Open mjsduncan opened 14 hours ago
Thanks for isolating the problem! The escaped quote character before the comma indeed looks suspicious. I'll try to load the CSV file in dask and Neo4j to reproduce the issue. Could you please let me know which version you are using with neo4j --version
or cypher-shell --version
. The full import script would also help if you want to share it.
Check 1: Upstream from the CSV export, the entry in the SQLite database for Xenbase:XB-GENE-29084259
seems to be fine. The JSON string in the properties column is parsed correctly by DB Browser for SQLite. The escaped quote character is required to keep the value string intact.
Check 2: Python's csv module, which was also used to export the data in the first place, can read kg_nodes.csv
without an issue and the suspicious entry seems also to be decoded correctly.
Check 3: LibreOffice Calc is able to load the relevant portion of the CSV file without a problem. The subset was generated with head kg_nodes.csv -n 70000 | tail -n 10000 > kg_nodes_subset.csv
. This was necessary because the full CSV file contains too many lines for the program.
Preliminary conclusion: It seems to be a problem with Neo4j's CSV loader. The CSV export in kgw uses Python's built-in csv module with writer = csv.writer(f, dialect="excel", quoting=csv.QUOTE_ALL)
, which was suggested somewhere on the web to have high compatibility. Perhaps another parameterization would result in a difference in how the quotes are set in the file, potentially so that Neo4j would also be able to load it.
I was able to reproduce the error with a fresh installation of neo4j 4.4.38
with apoc from https://github.com/neo4j-contrib/neo4j-apoc-procedures/releases/download/4.4.0.32/apoc-4.4.0.32-core.jar
.
Further observation: The slightly modified writer = csv.writer(f, dialect="excel", quoting=csv.QUOTE_ALL, escapechar='\\')

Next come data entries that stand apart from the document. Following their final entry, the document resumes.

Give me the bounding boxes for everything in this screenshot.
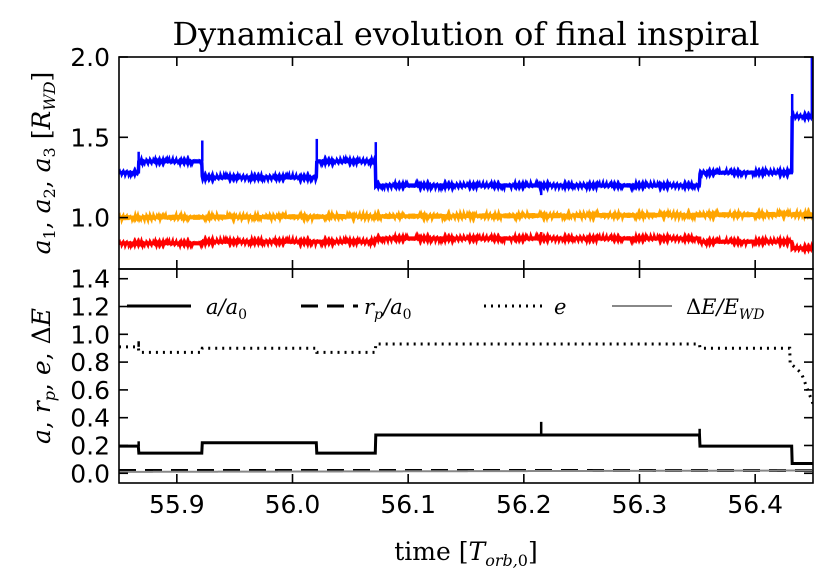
- xtick-label: 56.4: [727, 490, 783, 519]
- ytick-label: 0.4: [70, 404, 110, 433]
- xtick-label: 55.9: [149, 490, 205, 519]
- svg-text:a/a0: a/a0: [206, 295, 247, 323]
- line-a3: [119, 230, 813, 256]
- top-ylabel: a1, a2, a3 [RWD]: [27, 72, 59, 255]
- series-a1: [119, 57, 813, 196]
- bottom-panel-series: [119, 341, 813, 473]
- series-e: [119, 341, 813, 405]
- line-e: [119, 342, 813, 405]
- chart-title: Dynamical evolution of final inspiral: [173, 15, 760, 53]
- ytick-label: 1.0: [70, 204, 110, 233]
- legend: a/a0 rp/a0 e ΔE/EWD: [127, 295, 765, 323]
- legend-entry-dE: ΔE/EWD: [612, 295, 765, 323]
- bottom-panel-ticks: 0.00.20.40.60.81.01.21.4 55.9 56.0 56.1 56.2…: [70, 265, 813, 519]
- series-a2: [119, 206, 813, 226]
- ytick-label: 0.2: [70, 431, 110, 460]
- bottom-ylabel: a, rp, e, ΔE: [27, 308, 59, 444]
- legend-entry-rp: rp/a0: [301, 295, 412, 323]
- line-a1: [119, 109, 813, 194]
- ytick-label: 1.2: [70, 293, 110, 322]
- xtick-label: 56.2: [496, 490, 552, 519]
- xtick-label: 56.0: [265, 490, 321, 519]
- line--e-e-wd: [119, 469, 813, 473]
- top-panel-ticks: 1.0 1.5 2.0: [70, 43, 813, 269]
- legend-entry-a: a/a0: [127, 295, 247, 323]
- ytick-label: 0.8: [70, 348, 110, 377]
- ytick-label: 0.0: [70, 459, 110, 488]
- ytick-label: 1.5: [70, 123, 110, 152]
- series--e-e-wd: [119, 469, 813, 473]
- legend-entry-e: e: [484, 295, 566, 319]
- svg-text:e: e: [554, 295, 566, 319]
- xtick-label: 56.3: [612, 490, 668, 519]
- line-a-a0: [119, 433, 813, 466]
- ytick-label: 2.0: [70, 43, 110, 72]
- ytick-label: 0.6: [70, 376, 110, 405]
- bottom-panel-frame: [118, 268, 814, 484]
- line-a2: [119, 206, 813, 226]
- xlabel: time [Torb,0]: [394, 537, 538, 570]
- svg-text:ΔE/EWD: ΔE/EWD: [686, 295, 765, 323]
- svg-text:rp/a0: rp/a0: [364, 295, 412, 323]
- series-a-a0: [119, 421, 813, 466]
- ytick-label: 1.0: [70, 320, 110, 349]
- ytick-label: 1.4: [70, 265, 110, 294]
- xtick-label: 56.1: [380, 490, 436, 519]
- series-a3: [119, 230, 813, 256]
- top-panel-series: [119, 57, 813, 256]
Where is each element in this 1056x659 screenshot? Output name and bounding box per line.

results in a CSV file that Neo4j can load. When reading the file with Python's csv module, the raw data can be loaded as well, but the property column is different and using json.loads(nprop)
on it leads to a decoding error due to having \\"
instead of \"
within a quoted value, which leads the string to terminate too early.
while loading monarchkg_v2024-09-12/results/kg_nodes.csv into a neo4j db (version 5.24.2) i received this error:
the offending quotes are in the line containing character position 26116004:
there is a comma in the word 3,5-cyclic in the full name string ""full_name"":""retinal cone rhodopsin-sensitive cGMP 3\"",5\""-cyclic phosphodiesterase subunit gamma"" that is being read as a table delimiter because the code is erroneously inserting an escape sequence to include the
,
.this appears to break the json syntax but it might just be a neo4j thing, i haven't tried to import the csv file anywhere else.